Recent Power Management Core Changes in Linux - Rafael Wysocki
Suspend-to-idle: Instead of suspending to RAM, you suspend all devices and then you let all the cores run in idle waiting for an interrupt.
Why suspend to idle? No platform support required. You don't go through firmware, so it may be faster. You reduce the number of interrupts. It won't get any interrupts until you hit a key in the keyboard, not even timer. All devices are forced to low power states.
- Kevin: when you freeze userspace, all drivers should transition to idle
- Rafael: in theory yes, but with this we just force the drivers.
Quiescent mode, shipped in 4.0
enable_irq_wake() sets a flag for suspend to idle
There are a number of changes that have gone in since 3.15 related to that, mostly optimizations to get suspend/resume to work as fast as possible.
Framework for interrupt wakeups. If you know this is an interrupt just to wakeup the system, you only have to call a function to set it.
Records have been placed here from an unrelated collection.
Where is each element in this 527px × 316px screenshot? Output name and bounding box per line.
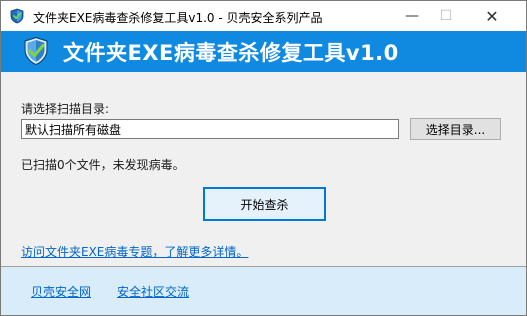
footer-link-website[interactable]: 贝壳安全网 — [31, 283, 91, 300]
start-scan-button[interactable]: 开始查杀 — [203, 187, 326, 221]
header-banner: 文件夹EXE病毒查杀修复工具v1.0 — [1, 31, 526, 72]
footer-bar: 贝壳安全网 安全社区交流 — [1, 267, 526, 315]
shield-icon — [10, 8, 24, 24]
close-icon: ✕ — [485, 6, 499, 26]
scan-dir-label: 请选择扫描目录: — [21, 102, 110, 116]
app-window: 文件夹EXE病毒查杀修复工具v1.0 - 贝壳安全系列产品 — ☐ ✕ 文件夹E… — [0, 0, 527, 316]
status-text: 已扫描0个文件，未发现病毒。 — [21, 158, 185, 172]
close-button[interactable]: ✕ — [469, 1, 515, 31]
browse-button[interactable]: 选择目录... — [410, 118, 501, 140]
shield-icon — [24, 36, 48, 66]
minimize-icon: — — [405, 8, 419, 24]
maximize-icon: ☐ — [439, 8, 453, 24]
window-title: 文件夹EXE病毒查杀修复工具v1.0 - 贝壳安全系列产品 — [33, 11, 323, 25]
maximize-button: ☐ — [423, 1, 469, 31]
title-bar[interactable]: 文件夹EXE病毒查杀修复工具v1.0 - 贝壳安全系列产品 — ☐ ✕ — [1, 1, 526, 31]
scan-dir-input[interactable] — [21, 119, 399, 139]
banner-title: 文件夹EXE病毒查杀修复工具v1.0 — [63, 41, 399, 65]
topic-link[interactable]: 访问文件夹EXE病毒专题，了解更多详情。 — [21, 243, 248, 260]
footer-link-community[interactable]: 安全社区交流 — [117, 283, 189, 300]
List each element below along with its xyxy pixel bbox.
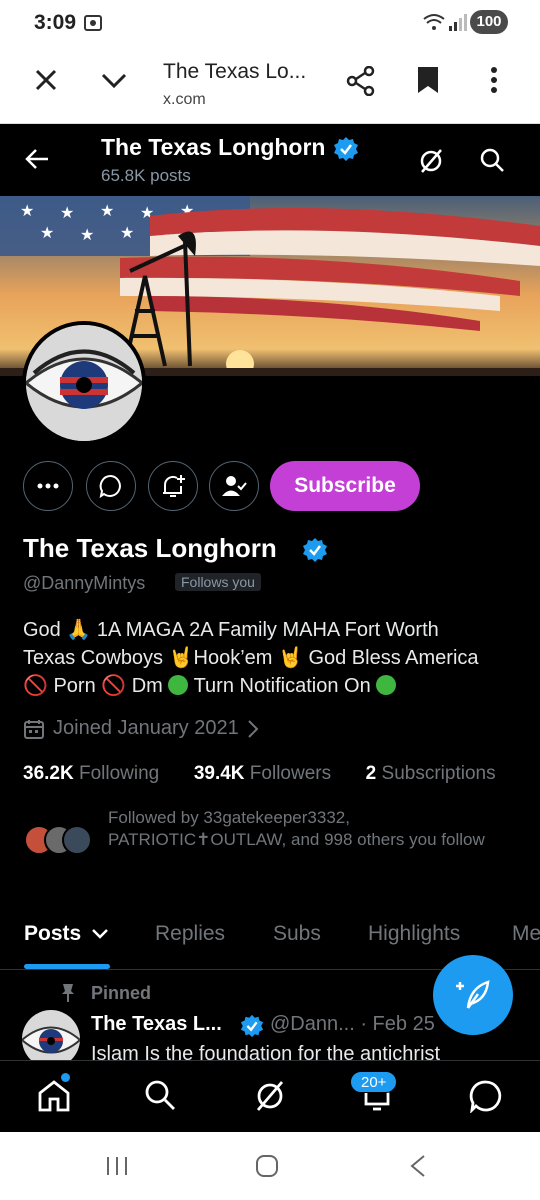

-Paul: Have you thought about using cgroup freezer to freeze part of the system
- PeterZ: cgroup freezer is very broken. freeze works because it's done for all the system, cgroup freeze has dependencies that haven't been properly solved.
- Paul: Is this due to locking and priority inversion?
- Paul: Is the problem just between userspace processes, or does it include kernel resources also?
- Rafael: some parts of userspace don't handel very well being frozen while other tasks are not frozen. When everything's frozen, you don't have to worry about priority inversion for example. In windows there's an API to participate in the way the system is suspended. For that, you need application writers to do the right thing.